A report released last week by the Treasury Inspector General for Tax Administration reported on the IRS’s efforts to ensure claims for the expanded CDCC and the self-only EITC under the American Rescue Plan Act of 2021 were valid. The changes made the CDCC one of the largest refundable tax credits administered by the IRS for tax year 2021.
The expansion made the CDCC fully refundable for taxpayers whose main home was in the U.S. for more than half the year. The maximum amount of credit also increased from $1,050 to $4,000 for one qualifying person and from $2,100 to $8,000 for two or more qualifying persons. Taxpayers claim the CDCC by filing Form 2441, “Child and Dependent Care Expenses.” The form requires taxpayers to enter information about their care provider, including the name, address, Taxpayer Identification Number and the amount paid. The American Rescue Plan Act also temporarily expanded the eligibility rules and the amount of EITC for “self-only” taxpayers with no qualifying children for tax year 2021.

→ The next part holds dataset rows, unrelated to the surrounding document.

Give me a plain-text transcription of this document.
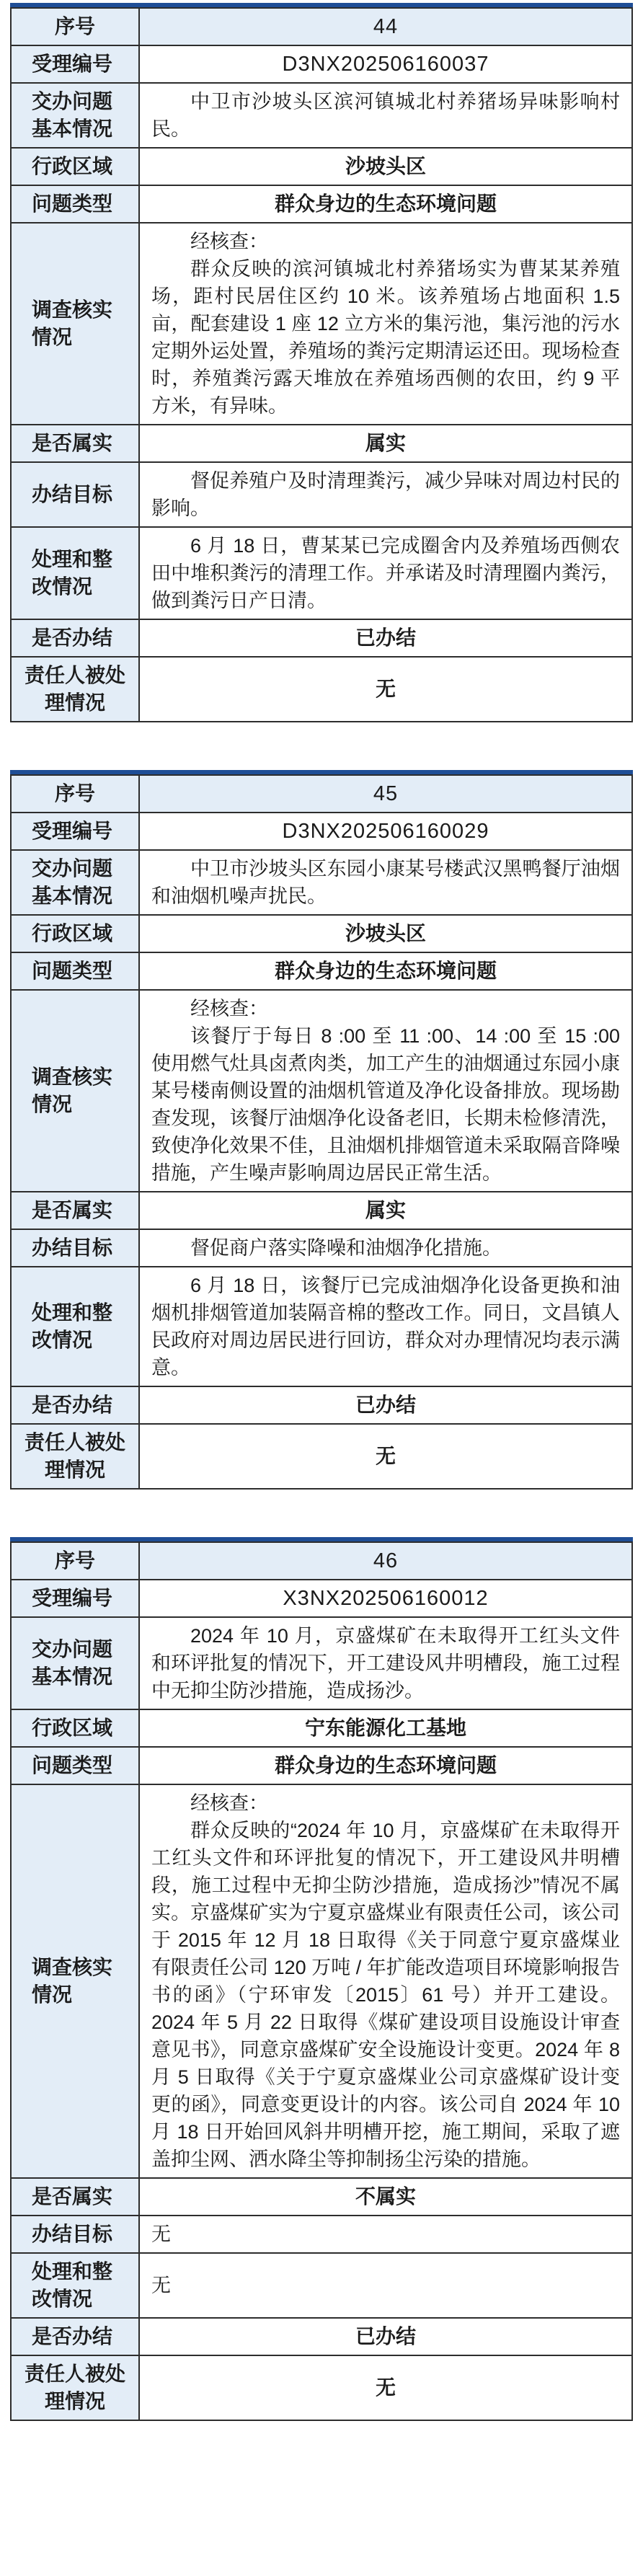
序号	44
受理编号	D3NX202506160037
交办问题基本情况	中卫市沙坡头区滨河镇城北村养猪场异味影响村民。

行政区域	沙坡头区
问题类型	群众身边的生态环境问题
调查核实情况	经核查：
群众反映的滨河镇城北村养猪场实为曹某某养殖场，距村民居住区约 10 米。该养殖场占地面积 1.5 亩，配套建设 1 座 12 立方米的集污池，集污池的污水定期外运处置，养殖场的粪污定期清运还田。现场检查时，养殖粪污露天堆放在养殖场西侧的农田，约 9 平方米，有异味。

是否属实	属实
办结目标	督促养殖户及时清理粪污，减少异味对周边村民的影响。

处理和整改情况	6 月 18 日，曹某某已完成圈舍内及养殖场西侧农田中堆积粪污的清理工作。并承诺及时清理圈内粪污，做到粪污日产日清。

是否办结	已办结
责任人被处理情况	无
序号	45
受理编号	D3NX202506160029
交办问题基本情况	中卫市沙坡头区东园小康某号楼武汉黑鸭餐厅油烟和油烟机噪声扰民。

行政区域	沙坡头区
问题类型	群众身边的生态环境问题
调查核实情况	经核查：
该餐厅于每日 8 :00 至 11 :00、14 :00 至 15 :00 使用燃气灶具卤煮肉类，加工产生的油烟通过东园小康某号楼南侧设置的油烟机管道及净化设备排放。现场勘查发现，该餐厅油烟净化设备老旧，长期未检修清洗，致使净化效果不佳，且油烟机排烟管道未采取隔音降噪措施，产生噪声影响周边居民正常生活。

是否属实	属实
办结目标	督促商户落实降噪和油烟净化措施。

处理和整改情况	6 月 18 日，该餐厅已完成油烟净化设备更换和油烟机排烟管道加装隔音棉的整改工作。同日，文昌镇人民政府对周边居民进行回访，群众对办理情况均表示满意。

是否办结	已办结
责任人被处理情况	无
序号	46
受理编号	X3NX202506160012
交办问题基本情况	2024 年 10 月，京盛煤矿在未取得开工红头文件和环评批复的情况下，开工建设风井明槽段，施工过程中无抑尘防沙措施，造成扬沙。

行政区域	宁东能源化工基地
问题类型	群众身边的生态环境问题
调查核实情况	经核查：
群众反映的“2024 年 10 月，京盛煤矿在未取得开工红头文件和环评批复的情况下，开工建设风井明槽段，施工过程中无抑尘防沙措施，造成扬沙”情况不属实。京盛煤矿实为宁夏京盛煤业有限责任公司，该公司于 2015 年 12 月 18 日取得《关于同意宁夏京盛煤业有限责任公司 120 万吨 / 年扩能改造项目环境影响报告书的函》（宁环审发〔2015〕61 号）并开工建设。2024 年 5 月 22 日取得《煤矿建设项目设施设计审查意见书》，同意京盛煤矿安全设施设计变更。2024 年 8 月 5 日取得《关于宁夏京盛煤业公司京盛煤矿设计变更的函》，同意变更设计的内容。该公司自 2024 年 10 月 18 日开始回风斜井明槽开挖，施工期间，采取了遮盖抑尘网、洒水降尘等抑制扬尘污染的措施。

是否属实	不属实
办结目标	无

处理和整改情况	无

是否办结	已办结
责任人被处理情况	无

“Refundable credits present a unique risk to tax administration because taxpayers not only can have their tax reduced to zero; they can also receive a ‘refund’ of excess credit,” said the report. “The unintended consequences of refundable credits are that they can result in the issuance of improper payments and can be the target of unscrupulous individuals. As such, they pose a significant risk as an avenue for those seeking to defraud the government.”
TIGTA audited the program last year and found several ways that the IRS needed to improve its business rules to screen out invalid claims. In response, the service created three new business rules and revised seven of its rules. For the three rules implemented after TIGTA brought these concerns to management’s attention, the IRS found that 932 taxpayers had more than $2.2 million in CDCC claims rejected before the return was accepted.
TIGTA said the service still needs to take further action, though, to address its previous recommendations. Its review of tax returns filed as of May 5, 2022, continued to identify 3,573 returns with potentially erroneous CDCCs totaling $6.8 million with obviously invalid care provider Taxpayer Identification Numbers.
On top of that, TIGTA found that taxpayers who have Social Security Numbers not eligible for work continued to receive erroneous EITCs. As of May 5, 2022, there were a total of 7,486 electronically filed tax returns identified by the IRS’s pre-refund filters that didn’t meet the requirements for the self-only EITC.
If the IRS had the appropriate legal authority, the agency could reject these returns without creating any legal risk and prevent more than $2.9 million in improper payments, the report noted, but it has to wait for Congress to give it that authority.
The report also found that CDCCs were allowed that exceeded the statutory limits allowed by law due to employee errors and a lack of controls. TIGTA identified 61 tax returns that received a total of $203,535 more in refundable CDCC claims than allowed by the law.
TIGTA made nine recommendations to the IRS, including that it update its programming this year to identify taxpayers who reported an obviously invalid care provider Taxpayer Identification Number on the Form 2441.
TIGTA also recommended that the IRS work with the Treasury Department’s Office of Tax Policy to advance legislation to treat a tax return as filed only when it is accepted, allowing the IRS to remove the legal risk of rejecting tax returns.
The IRS agreed with seven of TIGTA’s recommendations, but disagreed with two. Agency officials did not agree to develop a tool or programming to ensure tax returns with prior-year expenses are systemically identified. The IRS also didn’t agree to review the 774,559 returns TIGTA identified that received more than $668.8 million in self-only EITC refunds from potentially ineligible claims, and to recover credits that are determined to be erroneous.
“The IRS has a robust audit selection process, which considers many factors to balance our resources across all compliance areas,” the IRS responded. “The returns identified are subject to selection for examination as resources allow.”
The vast majority of the claims for the expanded tax credits were handled the right way, the IRS pointed out. “We note that the review shows that 99.94% of the tax year 2021 claims were processed correctly,” wrote Kenneth Corbin, commissioner of the IRS’s Wage and Investment Division, in response to the report. “Similarly, of 5.5 million returns claiming CDCC that were reviewed, 99.99% were processed correctly.”